Increasingly, this means that PLM, ALM (and SDLC) all play their part in the lifecycle of modern sophisticated products. Products developed in the aeronautic, automotive and life sciences industries now often require mechanical and electrical components that work in conjunction with embedded systems.

As a standalone process or application, ALM is not designed to handle the complexities of mechanical and electrical engineering processes. Likewise, traditional PLM systems weren’t designed to handle the demands of ALM.

However, some PLM systems are changing to incorporate and amalgamate the needs and processes of ALM. Solutions designed for areas like life sciences are able to incorporate requirements management that includes software requirements into the overall PLM system.  Integrations between ALM applications and PLM applications are allowing the two engineering groups (software and hardware) and their corresponding processes to intersect more easily.  As these improve, they will streamline the product development life cycle and directly improve time-to-market.

During testing and quality assurance, the interface between hardware, software and mechanical or electrical systems becomes paramount. When a fault is found was it the software, the hardware or the physical components that caused the error? Could it be a combination of factors from all three?  The Test Management processes and supporting applications must include software and hardware.
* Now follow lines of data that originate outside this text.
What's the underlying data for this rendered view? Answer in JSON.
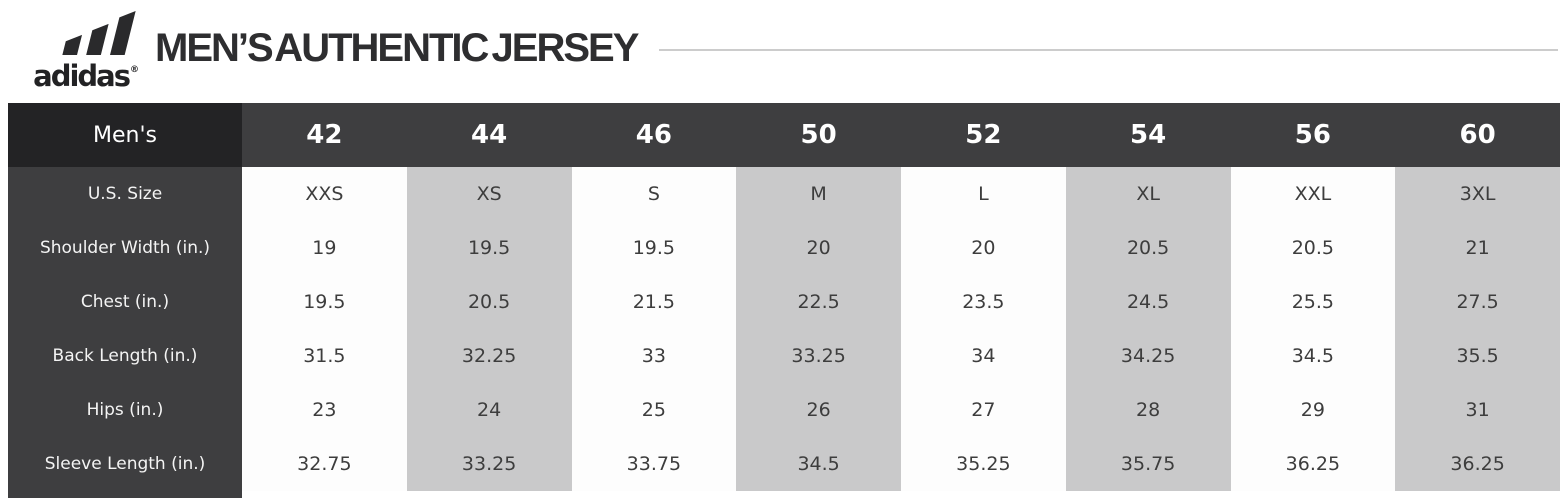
{
  "header": {
    "brand": "adidas",
    "registered_mark": "®",
    "title": "MEN’S AUTHENTIC JERSEY"
  },
  "colors": {
    "corner_cell_bg": "#232325",
    "dark_header_bg": "#3e3e40",
    "shaded_column_bg": "#c9c9ca",
    "white_column_bg": "#fdfdfd",
    "divider_line": "#cccccc",
    "title_text": "#2e2e30",
    "logo_black": "#2a2a2c"
  },
  "chart_data": {
    "type": "table",
    "title": "MEN’S AUTHENTIC JERSEY",
    "corner_label": "Men's",
    "columns": [
      "Men's",
      "42",
      "44",
      "46",
      "50",
      "52",
      "54",
      "56",
      "60"
    ],
    "shaded_size_columns": [
      "44",
      "50",
      "54",
      "60"
    ],
    "rows": [
      {
        "label": "U.S. Size",
        "values": [
          "XXS",
          "XS",
          "S",
          "M",
          "L",
          "XL",
          "XXL",
          "3XL"
        ]
      },
      {
        "label": "Shoulder Width (in.)",
        "values": [
          "19",
          "19.5",
          "19.5",
          "20",
          "20",
          "20.5",
          "20.5",
          "21"
        ]
      },
      {
        "label": "Chest (in.)",
        "values": [
          "19.5",
          "20.5",
          "21.5",
          "22.5",
          "23.5",
          "24.5",
          "25.5",
          "27.5"
        ]
      },
      {
        "label": "Back Length (in.)",
        "values": [
          "31.5",
          "32.25",
          "33",
          "33.25",
          "34",
          "34.25",
          "34.5",
          "35.5"
        ]
      },
      {
        "label": "Hips (in.)",
        "values": [
          "23",
          "24",
          "25",
          "26",
          "27",
          "28",
          "29",
          "31"
        ]
      },
      {
        "label": "Sleeve Length (in.)",
        "values": [
          "32.75",
          "33.25",
          "33.75",
          "34.5",
          "35.25",
          "35.75",
          "36.25",
          "36.25"
        ]
      }
    ]
  }
}
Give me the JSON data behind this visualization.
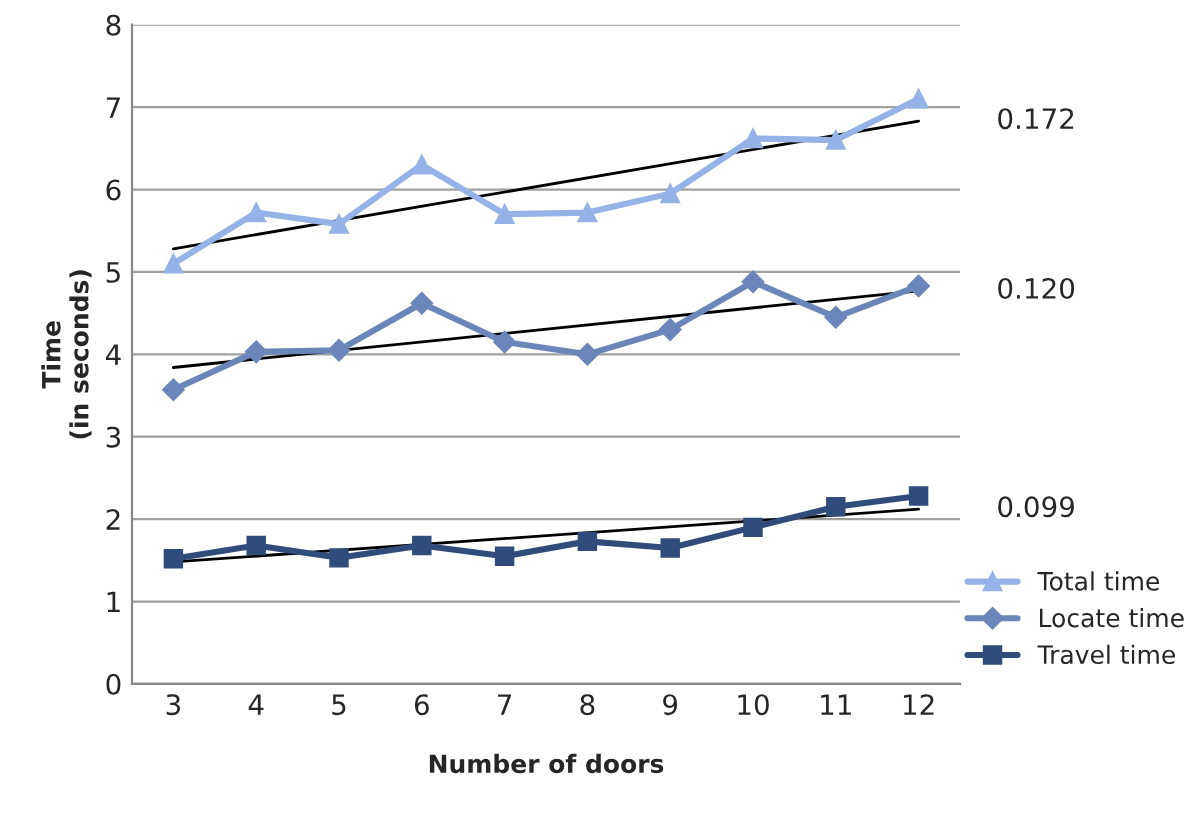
{
  "chart_data": {
    "type": "line",
    "xlabel": "Number of doors",
    "ylabel": "Time\n(in seconds)",
    "categories": [
      "3",
      "4",
      "5",
      "6",
      "7",
      "8",
      "9",
      "10",
      "11",
      "12"
    ],
    "ylim": [
      0,
      8
    ],
    "yticks": [
      0,
      1,
      2,
      3,
      4,
      5,
      6,
      7,
      8
    ],
    "grid": "y",
    "legend": "bottom right",
    "series": [
      {
        "name": "Total time",
        "color": "#95b3e6",
        "marker": "triangle",
        "values": [
          5.1,
          5.72,
          5.58,
          6.3,
          5.7,
          5.72,
          5.95,
          6.62,
          6.6,
          7.1
        ]
      },
      {
        "name": "Locate time",
        "color": "#6b86b8",
        "marker": "diamond",
        "values": [
          3.57,
          4.03,
          4.05,
          4.62,
          4.15,
          4.0,
          4.3,
          4.88,
          4.45,
          4.83
        ]
      },
      {
        "name": "Travel time",
        "color": "#2f4c7a",
        "marker": "square",
        "values": [
          1.52,
          1.68,
          1.53,
          1.68,
          1.55,
          1.73,
          1.65,
          1.9,
          2.15,
          2.28
        ]
      },
      {
        "color": "#000000",
        "marker": "none",
        "x": [
          "3",
          "12"
        ],
        "values": [
          5.28,
          6.83
        ]
      },
      {
        "color": "#000000",
        "marker": "none",
        "x": [
          "3",
          "12"
        ],
        "values": [
          3.84,
          4.77
        ]
      },
      {
        "color": "#000000",
        "marker": "none",
        "x": [
          "3",
          "12"
        ],
        "values": [
          1.48,
          2.12
        ]
      }
    ],
    "annotations": [
      {
        "text": "0.172",
        "x": "12",
        "y": 6.83
      },
      {
        "text": "0.120",
        "x": "12",
        "y": 4.77
      },
      {
        "text": "0.099",
        "x": "12",
        "y": 2.12
      }
    ]
  }
}
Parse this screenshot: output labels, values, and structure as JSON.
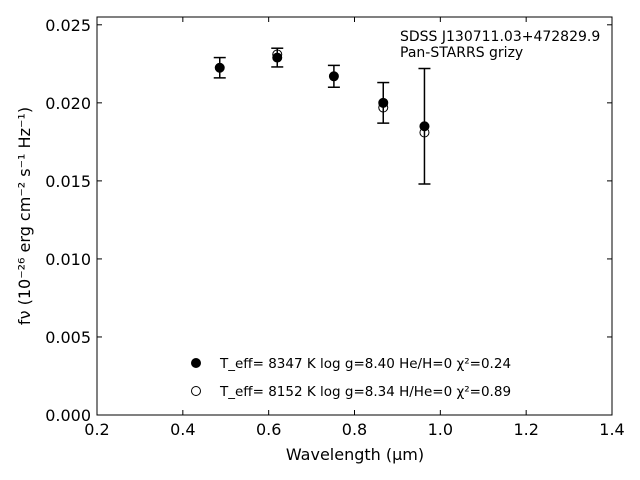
{
  "chart_data": {
    "type": "scatter",
    "xlabel": "Wavelength (μm)",
    "ylabel": "fν (10⁻²⁶ erg cm⁻² s⁻¹ Hz⁻¹)",
    "xlim": [
      0.2,
      1.4
    ],
    "ylim": [
      0.0,
      0.0255
    ],
    "xticks": [
      0.2,
      0.4,
      0.6,
      0.8,
      1.0,
      1.2,
      1.4
    ],
    "xtick_labels": [
      "0.2",
      "0.4",
      "0.6",
      "0.8",
      "1.0",
      "1.2",
      "1.4"
    ],
    "yticks": [
      0.0,
      0.005,
      0.01,
      0.015,
      0.02,
      0.025
    ],
    "ytick_labels": [
      "0.000",
      "0.005",
      "0.010",
      "0.015",
      "0.020",
      "0.025"
    ],
    "grid": false,
    "legend_position": "lower-center",
    "annotation": [
      "SDSS J130711.03+472829.9",
      "Pan-STARRS grizy"
    ],
    "series": [
      {
        "name": "T_eff= 8347 K  log g=8.40  He/H=0  χ²=0.24",
        "marker": "filled-circle",
        "x": [
          0.486,
          0.62,
          0.752,
          0.867,
          0.963
        ],
        "y": [
          0.02225,
          0.0229,
          0.0217,
          0.02,
          0.0185
        ],
        "yerr": [
          0.00065,
          0.0006,
          0.0007,
          0.0013,
          0.0037
        ]
      },
      {
        "name": "T_eff= 8152 K  log g=8.34  H/He=0  χ²=0.89",
        "marker": "open-circle",
        "x": [
          0.62,
          0.867,
          0.963
        ],
        "y": [
          0.0231,
          0.0197,
          0.0181
        ]
      }
    ]
  }
}
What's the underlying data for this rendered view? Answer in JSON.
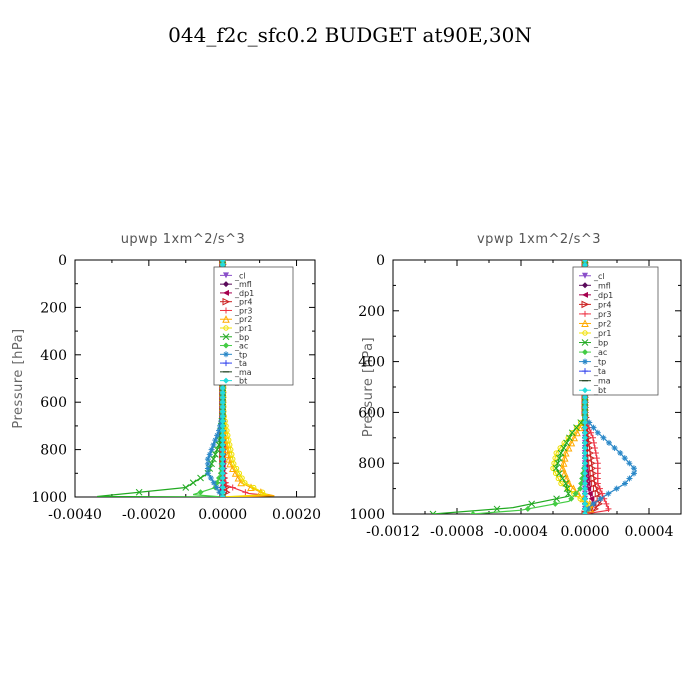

For embedded systems, when ALM and PLM are managed together in an integrated fashion, then these questions, as well as information relating to compliance, are easier to answer.

To implement such a system requires expertise from those who are familiar not only with PLM but also ALM. Partnering with the right people who have the knowledge to help is essential to ensure the smooth integration of PLM and ALM in a world where increasingly even the simplest devices contain some amount of software.